NVIDIA · Ada Lovelace Architecture

Rent NVIDIA GeForce RTX 4080 in the Cloud

VRAM 16 GB GDDR6X
Bandwidth 717 GB/s
FP16 48.7 TFLOPS
FP32 24.4 TFLOPS
TDP 320W
Architecture Ada Lovelace

No pricing data available yet for this GPU model. Check back soon.

NVIDIA GeForce RTX 4080 Technical Specifications

Manufacturer NVIDIA
Architecture Ada Lovelace
VRAM 16 GB GDDR6X
Memory Bandwidth 717 GB/s
FP16 (Tensor) 48.7 TFLOPS
FP32 24.4 TFLOPS
TDP 320W
Release Year 2022
Segment Consumer
Memory Type GDDR6X

Best For

Gaming inference fine-tuning

Frequently Asked Questions

NVIDIA GeForce RTX 4080 full datasheet — the specs that matter for deep learning

NVIDIA GeForce RTX 4080 is a 2022-generation Ada Lovelace card with 16 GB of GDDR6X memory and 717 GB/s bandwidth. Compute peaks at 48.7 FP16 TFLOPS and 24.4 FP32 TFLOPS; TDP sits at 320W.

The VRAM/bandwidth pairing is the defining feature for machine learning work — it determines what model sizes are accessible and how hard the card can be pushed during production inference. Power draw and cooling requirements mean most NVIDIA GeForce RTX 4080 deployments live in data centres rather than workstations, which is why most NVIDIA GeForce RTX 4080 access in practice comes via the cloud.
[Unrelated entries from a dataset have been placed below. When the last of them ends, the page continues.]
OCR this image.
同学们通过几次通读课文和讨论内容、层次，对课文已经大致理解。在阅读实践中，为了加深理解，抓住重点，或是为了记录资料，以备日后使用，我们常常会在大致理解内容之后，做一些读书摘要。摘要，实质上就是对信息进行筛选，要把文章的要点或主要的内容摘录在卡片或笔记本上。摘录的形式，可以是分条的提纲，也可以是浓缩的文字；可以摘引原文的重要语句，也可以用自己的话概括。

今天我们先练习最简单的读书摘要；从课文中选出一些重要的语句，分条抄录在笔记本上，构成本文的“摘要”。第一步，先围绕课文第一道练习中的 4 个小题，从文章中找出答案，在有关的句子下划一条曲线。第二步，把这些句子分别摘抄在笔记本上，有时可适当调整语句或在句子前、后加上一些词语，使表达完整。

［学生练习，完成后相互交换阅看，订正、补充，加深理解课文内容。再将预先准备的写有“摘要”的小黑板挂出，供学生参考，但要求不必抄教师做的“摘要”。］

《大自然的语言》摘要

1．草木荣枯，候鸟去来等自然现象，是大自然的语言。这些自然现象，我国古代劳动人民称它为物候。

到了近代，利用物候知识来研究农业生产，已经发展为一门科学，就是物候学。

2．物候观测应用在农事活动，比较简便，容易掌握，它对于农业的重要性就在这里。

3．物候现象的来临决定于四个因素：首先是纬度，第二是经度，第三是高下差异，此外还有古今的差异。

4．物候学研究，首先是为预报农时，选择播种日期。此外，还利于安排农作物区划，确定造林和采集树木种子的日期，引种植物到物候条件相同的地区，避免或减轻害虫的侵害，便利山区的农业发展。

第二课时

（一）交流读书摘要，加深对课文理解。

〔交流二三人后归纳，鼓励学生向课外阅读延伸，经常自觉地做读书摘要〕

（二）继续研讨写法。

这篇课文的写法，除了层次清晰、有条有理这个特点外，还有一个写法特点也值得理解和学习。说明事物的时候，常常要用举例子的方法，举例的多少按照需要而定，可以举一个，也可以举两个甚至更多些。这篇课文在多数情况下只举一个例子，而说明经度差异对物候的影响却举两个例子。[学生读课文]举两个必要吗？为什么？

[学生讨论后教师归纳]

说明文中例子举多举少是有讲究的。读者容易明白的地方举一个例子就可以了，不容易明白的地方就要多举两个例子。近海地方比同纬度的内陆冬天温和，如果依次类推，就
Check the NVIDIA GeForce RTX 4080 page for complete specifications and related GPU matchups.

Is NVIDIA GeForce RTX 4080 faster than A100 for fine-tuning?
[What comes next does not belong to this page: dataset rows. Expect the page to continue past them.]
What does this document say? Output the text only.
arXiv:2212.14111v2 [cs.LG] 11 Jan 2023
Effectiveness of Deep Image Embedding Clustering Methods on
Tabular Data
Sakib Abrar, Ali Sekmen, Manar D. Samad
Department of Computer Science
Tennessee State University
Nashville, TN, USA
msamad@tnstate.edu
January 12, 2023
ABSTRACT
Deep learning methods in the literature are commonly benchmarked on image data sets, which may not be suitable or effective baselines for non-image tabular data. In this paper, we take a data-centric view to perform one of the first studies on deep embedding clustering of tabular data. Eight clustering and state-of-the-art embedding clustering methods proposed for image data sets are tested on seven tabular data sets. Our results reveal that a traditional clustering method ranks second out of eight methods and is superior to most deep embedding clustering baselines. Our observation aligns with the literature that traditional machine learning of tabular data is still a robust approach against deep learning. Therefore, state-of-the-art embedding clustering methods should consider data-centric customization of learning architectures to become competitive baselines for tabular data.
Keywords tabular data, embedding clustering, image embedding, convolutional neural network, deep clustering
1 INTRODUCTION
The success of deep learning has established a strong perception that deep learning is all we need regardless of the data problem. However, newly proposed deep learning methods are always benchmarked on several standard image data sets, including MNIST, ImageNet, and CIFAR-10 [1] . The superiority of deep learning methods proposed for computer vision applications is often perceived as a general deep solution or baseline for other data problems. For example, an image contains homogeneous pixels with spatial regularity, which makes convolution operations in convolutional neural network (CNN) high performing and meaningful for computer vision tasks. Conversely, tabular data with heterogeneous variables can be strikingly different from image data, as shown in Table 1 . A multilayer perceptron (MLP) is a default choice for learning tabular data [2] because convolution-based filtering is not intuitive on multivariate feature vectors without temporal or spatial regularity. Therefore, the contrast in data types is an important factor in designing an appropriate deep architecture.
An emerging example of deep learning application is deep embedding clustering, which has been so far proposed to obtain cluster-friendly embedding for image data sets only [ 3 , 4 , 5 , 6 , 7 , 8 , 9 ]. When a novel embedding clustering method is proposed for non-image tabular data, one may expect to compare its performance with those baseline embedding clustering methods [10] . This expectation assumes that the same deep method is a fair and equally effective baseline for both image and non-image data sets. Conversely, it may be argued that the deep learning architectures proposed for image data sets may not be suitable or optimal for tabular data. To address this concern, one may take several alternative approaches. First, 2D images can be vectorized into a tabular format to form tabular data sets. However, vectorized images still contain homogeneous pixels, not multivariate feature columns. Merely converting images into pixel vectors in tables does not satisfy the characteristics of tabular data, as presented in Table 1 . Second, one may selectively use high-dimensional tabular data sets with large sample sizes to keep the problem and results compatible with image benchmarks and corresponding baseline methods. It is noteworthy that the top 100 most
Raw compute on NVIDIA GeForce RTX 4080 peaks at 48.7 FP16 TFLOPS and 24.4 FP32 TFLOPS, with 717 GB/s of memory bandwidth feeding the compute units. The Ada Lovelace architecture brings tensor cores optimised for BF16/FP16 / FP8 mixed precision — the formats that matter most for modern transformers.

Real-world model training throughput scales close to theoretical peaks on large batch sizes; smaller batches are memory-bound. For low-latency inference, tokens-per-second on transformers like Llama 70B depends heavily on quantisation strategy — FP8/INT8 unlock the compute ceiling, FP16 is bandwidth-bound.
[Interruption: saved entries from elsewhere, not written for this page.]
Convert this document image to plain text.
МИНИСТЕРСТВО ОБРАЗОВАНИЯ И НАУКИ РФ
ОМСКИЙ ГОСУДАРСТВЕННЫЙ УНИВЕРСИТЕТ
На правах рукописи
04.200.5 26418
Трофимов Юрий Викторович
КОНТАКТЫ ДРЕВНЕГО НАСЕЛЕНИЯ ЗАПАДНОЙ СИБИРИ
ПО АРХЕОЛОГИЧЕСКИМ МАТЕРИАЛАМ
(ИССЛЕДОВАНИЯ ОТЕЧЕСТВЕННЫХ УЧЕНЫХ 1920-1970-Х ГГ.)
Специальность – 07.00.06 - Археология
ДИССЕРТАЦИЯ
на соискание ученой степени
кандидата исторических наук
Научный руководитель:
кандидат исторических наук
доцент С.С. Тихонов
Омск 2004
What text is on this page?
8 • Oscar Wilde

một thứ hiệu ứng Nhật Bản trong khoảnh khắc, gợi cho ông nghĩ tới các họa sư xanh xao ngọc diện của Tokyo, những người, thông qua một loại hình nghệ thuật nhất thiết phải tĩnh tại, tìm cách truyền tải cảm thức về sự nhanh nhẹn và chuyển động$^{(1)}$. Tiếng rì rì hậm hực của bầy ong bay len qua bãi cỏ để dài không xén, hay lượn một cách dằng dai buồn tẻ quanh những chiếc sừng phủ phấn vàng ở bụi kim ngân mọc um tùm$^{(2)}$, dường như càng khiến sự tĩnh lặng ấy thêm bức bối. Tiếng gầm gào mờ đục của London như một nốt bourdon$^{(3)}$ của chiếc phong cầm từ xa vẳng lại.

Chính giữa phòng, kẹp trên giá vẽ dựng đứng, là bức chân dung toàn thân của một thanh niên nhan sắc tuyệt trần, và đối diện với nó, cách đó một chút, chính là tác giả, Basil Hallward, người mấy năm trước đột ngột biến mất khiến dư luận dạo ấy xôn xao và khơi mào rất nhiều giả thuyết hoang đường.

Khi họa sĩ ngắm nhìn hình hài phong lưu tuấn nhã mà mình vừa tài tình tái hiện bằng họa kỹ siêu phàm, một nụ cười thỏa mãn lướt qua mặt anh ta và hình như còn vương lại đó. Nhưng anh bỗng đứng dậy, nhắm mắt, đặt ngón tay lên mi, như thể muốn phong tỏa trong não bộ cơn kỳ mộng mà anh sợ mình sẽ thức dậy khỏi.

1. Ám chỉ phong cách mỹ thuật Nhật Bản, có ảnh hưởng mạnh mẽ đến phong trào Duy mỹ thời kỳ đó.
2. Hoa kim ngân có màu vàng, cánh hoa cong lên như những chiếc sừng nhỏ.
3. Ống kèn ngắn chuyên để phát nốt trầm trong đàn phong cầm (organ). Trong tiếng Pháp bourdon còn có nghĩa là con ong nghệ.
Check the NVIDIA GeForce RTX 4080 page for complete specifications and related GPU matchups.

NVIDIA GeForce RTX 4080 alternatives — what else should I consider?

NVIDIA GeForce RTX 4080 is best for workloads where its 16 GB VRAM and Ada Lovelace tensor cores are well-matched: Gaming, inference, fine-tuning.

If your workload needs significantly more memory (e.g., training frontier-scale models from scratch), NVIDIA GeForce RTX 4080 is undersized and you'd want an H100/H200/B200 class card. If your workload needs less (e.g., small-scale serving on 7B-parameter models), cheaper cards like L4 or RTX 4090 may be more cost-efficient. For the middle band, NVIDIA GeForce RTX 4080 is usually the sensible pick.

Review full specs and related comparisons on the NVIDIA GeForce RTX 4080 page.

Compare with Other GPUs

See how NVIDIA GeForce RTX 4080 stacks up against other popular cloud GPUs in specs, pricing, and availability.